At the July launch of this report, Remixing Citizenship, I found the optimism expressed about young people’s social and political activism both refreshing and perplexing. Young people’s disengagement from, and even hostility to, politics is well-documented. According to the Electoral Commission, only 37 per cent of young people voted in the last General Election and they are least likely to register to vote (1), while interviews with young people have for some time revealed a profound cynicism about the political process: politicians are seen as sleazy and untrustworthy, parliament is seen as a mysterious pantomime, and political coverage is seen as incomprehensible and dull (2).

Yet despite the wealth of evidence indicating young people’s disengagement from politics, the launch of Remixing Citizenship promoted the message that there are no grounds for pessimism. In fact, argued Coleman and others, young people are very much engaged in political processes, but these go unrecognised by traditional political organisations. This echoes the conclusions drawn by other, previous reports, including one published by the think-tank Demos in 2002: ‘Our research shows it is misleading to suggest that politics doesn’t matter to young people. They are often very committed to single-issue campaigns and active in civil society and community life. Concluding that your vote does not count is very different from believing that politics in the broader sense does not matter’ (3).

As a growing number of civic organisations try to find ways of engaging young people in politics somehow, the view that the problem lies in the failure of traditional institutions to make themselves sufficiently relevant to the needs of youth in contemporary society is becoming more widely accepted. However, the idea that young people are not really disengaged from politics, that citizenship is merely being ‘remixed’ in tune with the modern world, deserves some interrogation; as do the consequences of this viewpoint for other areas of social and cultural life.

Young people + new media = new citizen?

A driving force behind the trend towards the broadening concept of citizenship and political engagement seems to be the UK government’s agenda of social inclusion, where children and young people are a central focus. In the past few years the government has created a Minister for Children and Young People (2000), passed the Children Act 2004, which legislates for the consolidation of services for children and young people, and launched the ‘Every Child Matters’ initiative (2005), which includes measures to involve children in decision-making processes. John Denham, Minister for Children and Young People from 2001 to 2003, asserted: ‘We want children and young people to feel that they can influence the services they receive. We want to see them contributing to and benefiting from their local communities. We want them to feel heard and valued and to be able to make a difference.’ (4)

So there is a concerted official attempt to engage young people in some kind of dialogue about something.

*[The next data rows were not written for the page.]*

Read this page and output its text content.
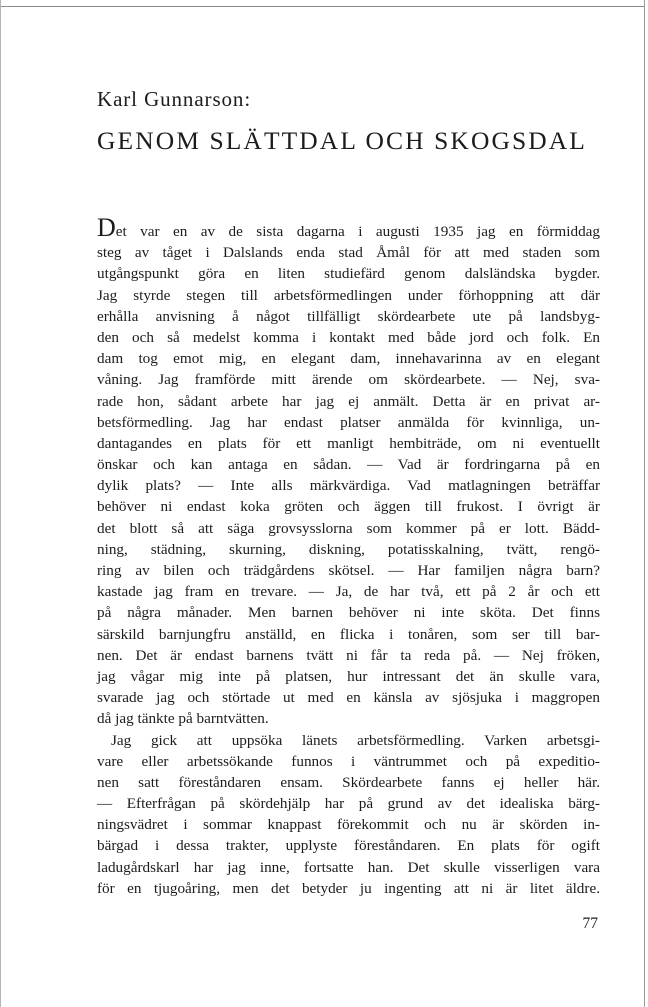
Karl Gunnarson:
GENOM SLÄTTDAL OCH SKOGSDAL
Det var en av de sista dagarna i augusti 1935 jag en förmiddag
steg av tåget i Dalslands enda stad Åmål för att med staden som
utgångspunkt göra en liten studiefärd genom dalsländska bygder.
Jag styrde stegen till arbetsförmedlingen under förhoppning att där
erhålla anvisning å något tillfälligt skördearbete ute på landsbyg-
den och så medelst komma i kontakt med både jord och folk. En
dam tog emot mig, en elegant dam, innehavarinna av en elegant
våning. Jag framförde mitt ärende om skördearbete. — Nej, sva-
rade hon, sådant arbete har jag ej anmält. Detta är en privat ar-
betsförmedling. Jag har endast platser anmälda för kvinnliga, un-
dantagandes en plats för ett manligt hembiträde, om ni eventuellt
önskar och kan antaga en sådan. — Vad är fordringarna på en
dylik plats? — Inte alls märkvärdiga. Vad matlagningen beträffar
behöver ni endast koka gröten och äggen till frukost. I övrigt är
det blott så att säga grovsysslorna som kommer på er lott. Bädd-
ning, städning, skurning, diskning, potatisskalning, tvätt, rengö-
ring av bilen och trädgårdens skötsel. — Har familjen några barn?
kastade jag fram en trevare. — Ja, de har två, ett på 2 år och ett
på några månader. Men barnen behöver ni inte sköta. Det finns
särskild barnjungfru anställd, en flicka i tonåren, som ser till bar-
nen. Det är endast barnens tvätt ni får ta reda på. — Nej fröken,
jag vågar mig inte på platsen, hur intressant det än skulle vara,
svarade jag och störtade ut med en känsla av sjösjuka i maggropen
då jag tänkte på barntvätten.
Jag gick att uppsöka länets arbetsförmedling. Varken arbetsgi-
vare eller arbetssökande funnos i väntrummet och på expeditio-
nen satt föreståndaren ensam. Skördearbete fanns ej heller här.
— Efterfrågan på skördehjälp har på grund av det idealiska bärg-
ningsvädret i sommar knappast förekommit och nu är skörden in-
bärgad i dessa trakter, upplyste föreståndaren. En plats för ogift
ladugårdskarl har jag inne, fortsatte han. Det skulle visserligen vara
för en tjugoåring, men det betyder ju ingenting att ni är litet äldre.
77
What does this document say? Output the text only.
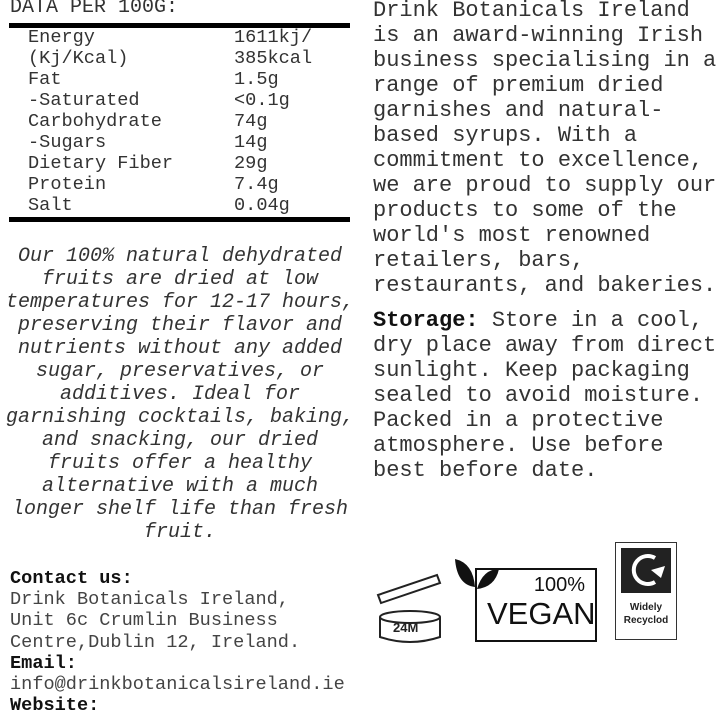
DATA PER 100G:
Energy	1611kj/
(Kj/Kcal)	385kcal
Fat	1.5g
-Saturated	<0.1g
Carbohydrate	74g
-Sugars	14g
Dietary Fiber	29g
Protein	7.4g
Salt	0.04g
Our 100% natural dehydrated fruits are dried at low temperatures for 12-17 hours, preserving their flavor and nutrients without any added sugar, preservatives, or additives. Ideal for garnishing cocktails, baking, and snacking, our dried fruits offer a healthy alternative with a much longer shelf life than fresh fruit.
Contact us:
Drink Botanicals Ireland,
Unit 6c Crumlin Business
Centre,Dublin 12, Ireland.
Email:
info@drinkbotanicalsireland.ie
Website:

Drink Botanicals Ireland is an award-winning Irish business specialising in a range of premium dried garnishes and natural-based syrups. With a commitment to excellence, we are proud to supply our products to some of the world's most renowned retailers, bars, restaurants, and bakeries.

Storage: Store in a cool, dry place away from direct sunlight. Keep packaging sealed to avoid moisture. Packed in a protective atmosphere. Use before best before date.

24M
100%
VEGAN	Widely
Recyclod
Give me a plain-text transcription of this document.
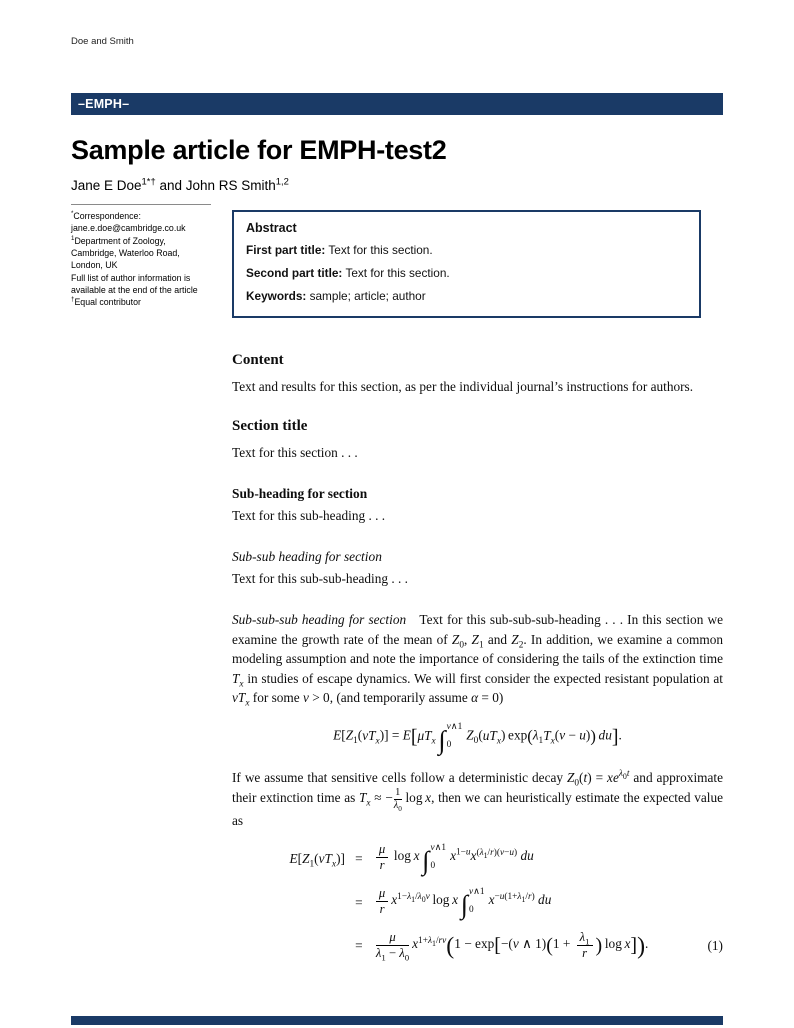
Doe and Smith
–EMPH–
Sample article for EMPH-test2
Jane E Doe$^{1*\dagger}$ and John RS Smith$^{1,2}$
*Correspondence:
jane.e.doe@cambridge.co.uk
$^1$Department of Zoology,
Cambridge, Waterloo Road,
London, UK
Full list of author information is
available at the end of the article
†Equal contributor
Abstract
First part title: Text for this section.
Second part title: Text for this section.
Keywords: sample; article; author
Content

Text and results for this section, as per the individual journal’s instructions for authors.

Section title

Text for this section . . .

Sub-heading for section

Text for this sub-heading . . .

Sub-sub heading for section

Text for this sub-sub-heading . . .

Sub-sub-sub heading for section Text for this sub-sub-sub-heading . . . In this section we examine the growth rate of the mean of $Z_0$, $Z_1$ and $Z_2$. In addition, we examine a common modeling assumption and note the importance of considering the tails of the extinction time $T_x$ in studies of escape dynamics. We will first consider the expected resistant population at $vT_x$ for some v > 0, (and temporarily assume α = 0)

$E[Z_1(vT_x)] = E[\mu T_x$  ∫ v∧1
0
$Z_0(uT_x) \exp(\lambda_1T_x(v - u))$  du].

If we assume that sensitive cells follow a deterministic decay $Z_0(t) = xe^{\lambda_0t}$ and approximate their extinction time as $T_x$ ≈ − $\frac{1}{\lambda_0}$  log x, then we can heuristically estimate the expected value as

$E[Z_1(vT_x)]$	=	$\frac{\mu}{r}$  log x  ∫ v∧1
0
$x^{1-u}x^{(\lambda_1/r)(v-u)}$ du	
	=	$\frac{\mu}{r} x^{1-\lambda_1/\lambda_0v}$ log x  ∫ v∧1
0
$x^{-u(1+\lambda_1/r)}$ du	
	=	$\frac{\mu}{\lambda_1 - \lambda_0} x^{1+\lambda_1/rv}(1 - \exp[-(v$ ∧ $1)(1 + \frac{\lambda_1}{r}$ ) log x]).	(1)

As traditional forms of citizenship are seen as excluding young people, the search for new ways of turning them into ‘active citizens’ has alighted on the possibilities represented by new media, on the one hand, and museums and galleries, on the other.

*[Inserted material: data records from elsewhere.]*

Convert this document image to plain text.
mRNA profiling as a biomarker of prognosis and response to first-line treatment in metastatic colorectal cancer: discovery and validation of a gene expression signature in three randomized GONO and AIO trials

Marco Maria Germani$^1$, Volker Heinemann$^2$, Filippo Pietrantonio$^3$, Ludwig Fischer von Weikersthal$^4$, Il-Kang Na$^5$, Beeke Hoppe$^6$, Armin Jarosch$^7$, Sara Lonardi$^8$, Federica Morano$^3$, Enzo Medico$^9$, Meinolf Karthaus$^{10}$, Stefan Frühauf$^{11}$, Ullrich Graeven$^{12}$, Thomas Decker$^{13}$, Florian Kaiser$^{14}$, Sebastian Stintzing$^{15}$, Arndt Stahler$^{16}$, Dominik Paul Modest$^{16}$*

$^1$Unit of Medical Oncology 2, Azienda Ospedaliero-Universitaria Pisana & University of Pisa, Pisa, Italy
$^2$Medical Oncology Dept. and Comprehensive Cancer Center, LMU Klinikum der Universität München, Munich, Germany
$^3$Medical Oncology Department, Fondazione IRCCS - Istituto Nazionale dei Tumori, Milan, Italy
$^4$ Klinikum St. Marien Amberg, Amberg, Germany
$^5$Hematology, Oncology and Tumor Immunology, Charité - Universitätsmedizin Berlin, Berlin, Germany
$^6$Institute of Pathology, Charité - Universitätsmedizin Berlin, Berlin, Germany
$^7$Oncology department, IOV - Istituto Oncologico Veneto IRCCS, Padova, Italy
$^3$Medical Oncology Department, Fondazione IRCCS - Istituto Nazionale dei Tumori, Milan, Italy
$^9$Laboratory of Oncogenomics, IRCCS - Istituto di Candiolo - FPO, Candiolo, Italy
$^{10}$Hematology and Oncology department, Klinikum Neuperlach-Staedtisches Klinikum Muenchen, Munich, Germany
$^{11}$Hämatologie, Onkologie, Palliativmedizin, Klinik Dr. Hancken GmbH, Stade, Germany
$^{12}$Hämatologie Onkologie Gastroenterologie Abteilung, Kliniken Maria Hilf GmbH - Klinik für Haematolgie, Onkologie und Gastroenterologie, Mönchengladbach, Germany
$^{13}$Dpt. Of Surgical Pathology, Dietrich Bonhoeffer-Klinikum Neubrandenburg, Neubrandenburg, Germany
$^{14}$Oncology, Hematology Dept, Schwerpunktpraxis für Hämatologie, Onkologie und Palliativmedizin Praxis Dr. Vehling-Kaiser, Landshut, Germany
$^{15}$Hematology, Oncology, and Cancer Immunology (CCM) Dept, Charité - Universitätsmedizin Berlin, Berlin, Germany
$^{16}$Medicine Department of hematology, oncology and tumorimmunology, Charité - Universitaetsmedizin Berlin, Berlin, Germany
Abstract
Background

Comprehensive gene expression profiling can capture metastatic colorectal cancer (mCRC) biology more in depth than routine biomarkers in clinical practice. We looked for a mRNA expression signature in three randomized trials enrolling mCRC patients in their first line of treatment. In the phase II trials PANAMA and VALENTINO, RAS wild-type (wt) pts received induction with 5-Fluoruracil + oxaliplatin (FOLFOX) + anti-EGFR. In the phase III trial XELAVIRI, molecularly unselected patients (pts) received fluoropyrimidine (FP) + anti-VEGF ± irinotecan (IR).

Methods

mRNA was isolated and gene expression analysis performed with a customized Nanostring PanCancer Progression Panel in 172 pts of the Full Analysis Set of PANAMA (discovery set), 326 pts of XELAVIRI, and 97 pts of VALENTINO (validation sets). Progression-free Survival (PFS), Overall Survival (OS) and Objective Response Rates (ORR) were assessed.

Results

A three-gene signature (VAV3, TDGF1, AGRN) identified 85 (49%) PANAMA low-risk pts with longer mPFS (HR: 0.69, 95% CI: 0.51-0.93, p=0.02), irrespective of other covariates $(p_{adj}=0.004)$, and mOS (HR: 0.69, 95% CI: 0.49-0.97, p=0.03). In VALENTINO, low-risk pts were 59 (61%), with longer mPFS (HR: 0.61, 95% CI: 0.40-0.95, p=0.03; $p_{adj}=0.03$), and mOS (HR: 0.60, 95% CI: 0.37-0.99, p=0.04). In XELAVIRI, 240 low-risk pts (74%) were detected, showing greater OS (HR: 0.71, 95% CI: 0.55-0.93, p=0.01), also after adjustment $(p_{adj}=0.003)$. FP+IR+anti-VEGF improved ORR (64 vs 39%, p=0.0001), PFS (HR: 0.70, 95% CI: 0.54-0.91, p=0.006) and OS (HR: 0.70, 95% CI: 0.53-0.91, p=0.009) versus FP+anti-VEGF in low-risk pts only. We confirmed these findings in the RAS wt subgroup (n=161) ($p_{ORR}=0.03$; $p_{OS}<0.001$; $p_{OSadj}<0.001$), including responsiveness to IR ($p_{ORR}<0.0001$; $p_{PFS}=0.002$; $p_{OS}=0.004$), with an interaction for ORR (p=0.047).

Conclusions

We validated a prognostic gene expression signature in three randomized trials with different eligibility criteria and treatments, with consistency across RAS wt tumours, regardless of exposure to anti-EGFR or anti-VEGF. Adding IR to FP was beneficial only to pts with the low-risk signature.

Being Heard, a new website for young people set up by the educational charity the Hansard Society, reflects the growing reliance on new media to provide a mechanism of engagement. Its strapline, next to an ear-shaped logo, states ‘They want to listen’. The introduction goes on to declare: ‘You have the right to be heard…. Every British citizen, of every age, has the right to voice their opinions and be heard by decision-makers. It’s what democracy is all about.’

The website promises its users direct access to policymakers: ‘You have the right to be heard by decision-makers. This is how they can listen.’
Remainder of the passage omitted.